UNITED STATES
SECURITIES AND EXCHANGE COMMISSION

WASHINGTON, D.C. 20549

FORM 8-K

CURRENT REPORT
Pursuant to Section 13 or 15(d) of
The Securities Exchange Act of 1934

Date of Report (Date of earliest event reported): January 12, 2007

IRON MOUNTAIN INCORPORATED
(Exact name of registrant as specified in its charter)

DELAWARE
(State or other jurisdiction of incorporation)

1-13045

 

23-2588479

(Commission File Number)

 

(IRS Employer Identification No.)

 

745 Atlantic Avenue

Boston, Massachusetts 02111

(Address of principal executive offices, including zip code)

(617) 535-4766

(Registrant’s telephone number, including area code)
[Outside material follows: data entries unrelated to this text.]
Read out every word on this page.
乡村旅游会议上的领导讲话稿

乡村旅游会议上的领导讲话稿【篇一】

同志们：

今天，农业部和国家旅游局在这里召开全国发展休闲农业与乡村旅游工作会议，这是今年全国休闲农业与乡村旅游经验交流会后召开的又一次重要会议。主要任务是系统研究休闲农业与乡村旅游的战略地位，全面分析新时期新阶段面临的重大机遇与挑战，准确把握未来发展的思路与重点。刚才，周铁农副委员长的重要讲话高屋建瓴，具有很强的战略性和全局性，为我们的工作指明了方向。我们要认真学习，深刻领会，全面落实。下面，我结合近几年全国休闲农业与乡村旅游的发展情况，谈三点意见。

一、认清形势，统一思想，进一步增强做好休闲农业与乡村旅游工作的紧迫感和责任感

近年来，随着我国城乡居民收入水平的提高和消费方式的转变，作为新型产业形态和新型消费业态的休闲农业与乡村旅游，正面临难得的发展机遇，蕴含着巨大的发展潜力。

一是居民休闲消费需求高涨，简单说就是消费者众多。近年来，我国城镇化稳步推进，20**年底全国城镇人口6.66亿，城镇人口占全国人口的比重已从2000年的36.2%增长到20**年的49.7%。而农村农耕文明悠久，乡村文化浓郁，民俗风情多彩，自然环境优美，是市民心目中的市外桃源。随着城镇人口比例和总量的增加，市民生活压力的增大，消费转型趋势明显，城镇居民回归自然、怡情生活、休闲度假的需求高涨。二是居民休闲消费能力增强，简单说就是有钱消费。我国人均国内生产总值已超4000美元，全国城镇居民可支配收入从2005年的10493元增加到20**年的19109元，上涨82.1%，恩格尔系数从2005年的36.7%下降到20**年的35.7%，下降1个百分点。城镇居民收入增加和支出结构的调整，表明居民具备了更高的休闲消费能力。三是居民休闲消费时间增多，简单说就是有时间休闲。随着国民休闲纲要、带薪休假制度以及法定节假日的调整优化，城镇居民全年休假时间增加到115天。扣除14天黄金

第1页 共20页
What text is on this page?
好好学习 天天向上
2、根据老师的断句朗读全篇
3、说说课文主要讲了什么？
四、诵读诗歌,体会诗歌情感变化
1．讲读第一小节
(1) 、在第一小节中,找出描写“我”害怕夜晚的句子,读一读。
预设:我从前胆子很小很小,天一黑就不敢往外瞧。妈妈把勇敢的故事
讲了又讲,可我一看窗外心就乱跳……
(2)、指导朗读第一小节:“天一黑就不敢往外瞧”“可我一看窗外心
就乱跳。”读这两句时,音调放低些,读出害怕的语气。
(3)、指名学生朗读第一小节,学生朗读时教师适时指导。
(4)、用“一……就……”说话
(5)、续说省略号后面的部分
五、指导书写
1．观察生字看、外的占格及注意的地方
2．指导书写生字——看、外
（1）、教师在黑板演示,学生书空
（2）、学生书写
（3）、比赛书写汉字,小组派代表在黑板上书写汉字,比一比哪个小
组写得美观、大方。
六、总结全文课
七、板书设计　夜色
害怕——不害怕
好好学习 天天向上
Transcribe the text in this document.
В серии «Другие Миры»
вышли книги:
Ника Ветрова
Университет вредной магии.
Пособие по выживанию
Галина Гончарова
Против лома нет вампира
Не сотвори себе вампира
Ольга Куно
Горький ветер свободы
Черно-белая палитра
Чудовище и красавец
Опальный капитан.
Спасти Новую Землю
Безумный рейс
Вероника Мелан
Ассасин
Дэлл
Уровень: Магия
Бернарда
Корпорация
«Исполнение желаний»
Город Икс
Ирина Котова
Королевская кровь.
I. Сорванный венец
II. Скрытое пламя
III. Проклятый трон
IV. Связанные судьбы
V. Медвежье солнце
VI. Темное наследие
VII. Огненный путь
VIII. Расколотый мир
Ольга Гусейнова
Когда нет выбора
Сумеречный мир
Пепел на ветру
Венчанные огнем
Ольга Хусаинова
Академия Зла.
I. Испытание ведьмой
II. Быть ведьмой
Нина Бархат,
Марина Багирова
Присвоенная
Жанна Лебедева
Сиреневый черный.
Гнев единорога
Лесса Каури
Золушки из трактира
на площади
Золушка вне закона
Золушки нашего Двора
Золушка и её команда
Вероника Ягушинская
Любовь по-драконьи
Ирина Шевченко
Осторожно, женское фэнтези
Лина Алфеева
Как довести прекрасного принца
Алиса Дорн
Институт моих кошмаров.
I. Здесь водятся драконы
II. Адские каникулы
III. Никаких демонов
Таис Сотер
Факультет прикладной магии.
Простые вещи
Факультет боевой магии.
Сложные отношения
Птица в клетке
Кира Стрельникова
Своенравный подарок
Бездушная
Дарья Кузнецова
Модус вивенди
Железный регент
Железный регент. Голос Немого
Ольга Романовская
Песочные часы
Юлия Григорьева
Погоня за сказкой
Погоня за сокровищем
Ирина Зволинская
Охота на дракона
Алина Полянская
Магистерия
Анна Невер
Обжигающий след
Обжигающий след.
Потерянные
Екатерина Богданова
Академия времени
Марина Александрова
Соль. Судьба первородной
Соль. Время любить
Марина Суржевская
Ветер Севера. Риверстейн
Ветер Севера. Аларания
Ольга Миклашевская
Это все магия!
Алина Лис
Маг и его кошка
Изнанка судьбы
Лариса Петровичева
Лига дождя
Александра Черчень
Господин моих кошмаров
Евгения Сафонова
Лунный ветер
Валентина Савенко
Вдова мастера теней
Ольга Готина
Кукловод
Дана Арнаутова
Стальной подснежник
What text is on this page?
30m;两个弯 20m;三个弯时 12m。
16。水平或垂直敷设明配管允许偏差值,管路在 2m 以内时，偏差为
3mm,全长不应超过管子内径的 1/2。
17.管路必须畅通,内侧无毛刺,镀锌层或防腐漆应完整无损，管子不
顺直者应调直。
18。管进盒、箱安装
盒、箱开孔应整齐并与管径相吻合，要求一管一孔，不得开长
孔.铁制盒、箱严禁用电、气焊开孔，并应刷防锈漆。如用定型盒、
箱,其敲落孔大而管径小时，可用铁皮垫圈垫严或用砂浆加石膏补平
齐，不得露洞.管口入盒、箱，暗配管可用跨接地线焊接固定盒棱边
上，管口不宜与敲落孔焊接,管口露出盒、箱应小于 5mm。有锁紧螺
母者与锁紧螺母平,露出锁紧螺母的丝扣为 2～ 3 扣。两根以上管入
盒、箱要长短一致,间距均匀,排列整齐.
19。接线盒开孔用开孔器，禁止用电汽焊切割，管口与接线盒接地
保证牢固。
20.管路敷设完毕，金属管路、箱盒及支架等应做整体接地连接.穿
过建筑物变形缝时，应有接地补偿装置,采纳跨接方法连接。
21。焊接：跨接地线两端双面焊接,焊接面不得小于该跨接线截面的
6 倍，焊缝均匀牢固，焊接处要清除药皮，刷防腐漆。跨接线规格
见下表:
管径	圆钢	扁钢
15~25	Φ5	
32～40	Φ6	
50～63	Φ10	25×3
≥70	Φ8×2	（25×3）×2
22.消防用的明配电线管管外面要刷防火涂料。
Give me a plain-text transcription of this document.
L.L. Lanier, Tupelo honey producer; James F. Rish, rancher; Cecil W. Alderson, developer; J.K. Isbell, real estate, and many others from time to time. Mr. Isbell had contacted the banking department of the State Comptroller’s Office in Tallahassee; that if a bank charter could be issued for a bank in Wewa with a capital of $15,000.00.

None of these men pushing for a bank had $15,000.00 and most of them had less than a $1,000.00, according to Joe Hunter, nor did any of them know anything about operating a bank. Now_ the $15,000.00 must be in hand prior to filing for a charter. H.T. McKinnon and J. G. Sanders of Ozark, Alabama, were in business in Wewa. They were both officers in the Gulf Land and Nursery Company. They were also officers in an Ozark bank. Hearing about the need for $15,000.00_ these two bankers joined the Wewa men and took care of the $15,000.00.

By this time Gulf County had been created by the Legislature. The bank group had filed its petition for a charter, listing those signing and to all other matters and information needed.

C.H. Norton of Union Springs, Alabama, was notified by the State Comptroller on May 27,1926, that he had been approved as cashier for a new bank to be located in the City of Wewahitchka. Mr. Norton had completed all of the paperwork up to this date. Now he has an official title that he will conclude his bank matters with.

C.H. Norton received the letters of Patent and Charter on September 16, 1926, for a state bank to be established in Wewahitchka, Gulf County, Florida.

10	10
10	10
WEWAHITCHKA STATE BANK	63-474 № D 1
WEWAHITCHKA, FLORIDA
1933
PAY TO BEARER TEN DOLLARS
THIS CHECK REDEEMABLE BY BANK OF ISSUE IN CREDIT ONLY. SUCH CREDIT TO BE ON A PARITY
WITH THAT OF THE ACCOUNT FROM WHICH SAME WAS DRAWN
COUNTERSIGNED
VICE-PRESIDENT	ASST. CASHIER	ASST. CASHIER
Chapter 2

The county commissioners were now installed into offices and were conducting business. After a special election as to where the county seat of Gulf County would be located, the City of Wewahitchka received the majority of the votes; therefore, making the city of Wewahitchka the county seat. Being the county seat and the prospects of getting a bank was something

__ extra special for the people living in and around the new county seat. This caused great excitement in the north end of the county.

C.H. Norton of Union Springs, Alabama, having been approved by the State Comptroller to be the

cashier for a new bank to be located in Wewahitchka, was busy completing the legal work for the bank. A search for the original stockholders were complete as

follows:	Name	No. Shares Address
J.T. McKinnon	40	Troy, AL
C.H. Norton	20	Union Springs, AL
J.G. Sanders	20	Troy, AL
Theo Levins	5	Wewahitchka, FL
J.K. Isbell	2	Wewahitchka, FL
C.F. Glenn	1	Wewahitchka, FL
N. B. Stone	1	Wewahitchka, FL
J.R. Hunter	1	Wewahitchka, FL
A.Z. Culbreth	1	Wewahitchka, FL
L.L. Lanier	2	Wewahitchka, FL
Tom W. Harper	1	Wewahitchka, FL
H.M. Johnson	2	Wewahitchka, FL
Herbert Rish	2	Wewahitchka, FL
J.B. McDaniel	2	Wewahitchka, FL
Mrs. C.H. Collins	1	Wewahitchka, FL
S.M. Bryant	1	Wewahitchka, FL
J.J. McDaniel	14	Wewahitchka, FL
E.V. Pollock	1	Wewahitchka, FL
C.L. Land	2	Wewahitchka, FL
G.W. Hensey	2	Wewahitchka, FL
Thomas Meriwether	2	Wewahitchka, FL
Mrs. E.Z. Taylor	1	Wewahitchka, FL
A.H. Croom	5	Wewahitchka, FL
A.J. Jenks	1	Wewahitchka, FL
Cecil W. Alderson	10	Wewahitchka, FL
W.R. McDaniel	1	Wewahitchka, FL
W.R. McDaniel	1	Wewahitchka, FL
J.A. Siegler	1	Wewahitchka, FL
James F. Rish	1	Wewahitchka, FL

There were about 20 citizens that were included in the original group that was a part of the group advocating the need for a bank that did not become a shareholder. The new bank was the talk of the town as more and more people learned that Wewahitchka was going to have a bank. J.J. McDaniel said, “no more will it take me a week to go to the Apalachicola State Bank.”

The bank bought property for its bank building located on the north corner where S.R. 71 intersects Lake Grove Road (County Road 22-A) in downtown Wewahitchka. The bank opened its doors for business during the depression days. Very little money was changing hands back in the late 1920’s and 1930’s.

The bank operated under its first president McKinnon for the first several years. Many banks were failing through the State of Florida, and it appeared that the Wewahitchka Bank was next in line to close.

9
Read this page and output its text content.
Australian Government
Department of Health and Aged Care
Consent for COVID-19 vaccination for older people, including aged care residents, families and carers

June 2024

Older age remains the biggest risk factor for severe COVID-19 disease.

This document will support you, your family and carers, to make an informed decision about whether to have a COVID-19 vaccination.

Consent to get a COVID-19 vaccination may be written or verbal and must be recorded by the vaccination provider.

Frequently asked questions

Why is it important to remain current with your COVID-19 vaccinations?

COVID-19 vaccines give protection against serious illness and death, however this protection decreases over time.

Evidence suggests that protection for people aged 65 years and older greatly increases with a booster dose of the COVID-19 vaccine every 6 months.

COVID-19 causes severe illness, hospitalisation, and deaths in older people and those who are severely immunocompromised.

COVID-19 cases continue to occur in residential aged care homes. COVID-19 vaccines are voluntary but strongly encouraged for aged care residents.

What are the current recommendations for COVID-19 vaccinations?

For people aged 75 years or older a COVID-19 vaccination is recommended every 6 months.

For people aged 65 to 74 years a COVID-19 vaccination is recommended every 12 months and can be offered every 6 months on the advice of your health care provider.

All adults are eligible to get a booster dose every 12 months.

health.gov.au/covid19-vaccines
Check the appropriate box below if the Form 8-K filing is intended to simultaneously satisfy the filing obligation of the registrant under any of the following provisions:

o Written communications pursuant to Rule 425 under the Securities Act (17 CFR 230.425)

o Soliciting material pursuant to Rule 14a-12 under the Exchange Act (17 CFR 240.14a-12)

o Pre-commencement communications pursuant to Rule 14d-2(b) under the Exchange Act (17 CFR 240.14d-2(b))

o Pre-commencement communications pursuant to Rule 13e-4(c) under the Exchange Act (17 CFR 240.13e- 4(c))

 




Item 8.01.  Other Events.

On January 11 2007, we announced that we priced an underwritten public offering of €225 million in aggregate principal amount of 6-3/4% Euro Senior Subordinated Notes due 2018, or the 6-3/4% Notes. The 6-3/4% Notes will be sold at 98.990% of par, which is priced to yield 6.875%, or a purchase price of €989.90 per €1,000 principal amount of notes, plus accrued interest from October 17, 2006.  The net proceeds to the Company are expected to be approximately €219.2 million, after paying the underwriters’ discounts and commissions and estimated expenses (excluding accrued interest payable by purchasers of the notes from October 17, 2006).  These net proceeds will be used to repay outstanding indebtedness under the Company’s term loan and revolving credit facilities, to fund the possible repayment, repurchase or retirement of other indebtedness and for general corporate purposes, including possible future acquisitions and investments.  The closing of the offering is expected to occur on January 19, 2007 and is subject to customary closing conditions.  A copy of our press release announcing the pricing of the public debt offering is filed as Exhibit 99.1 to this Current Report on Form 8-K and is incorporated herein by reference.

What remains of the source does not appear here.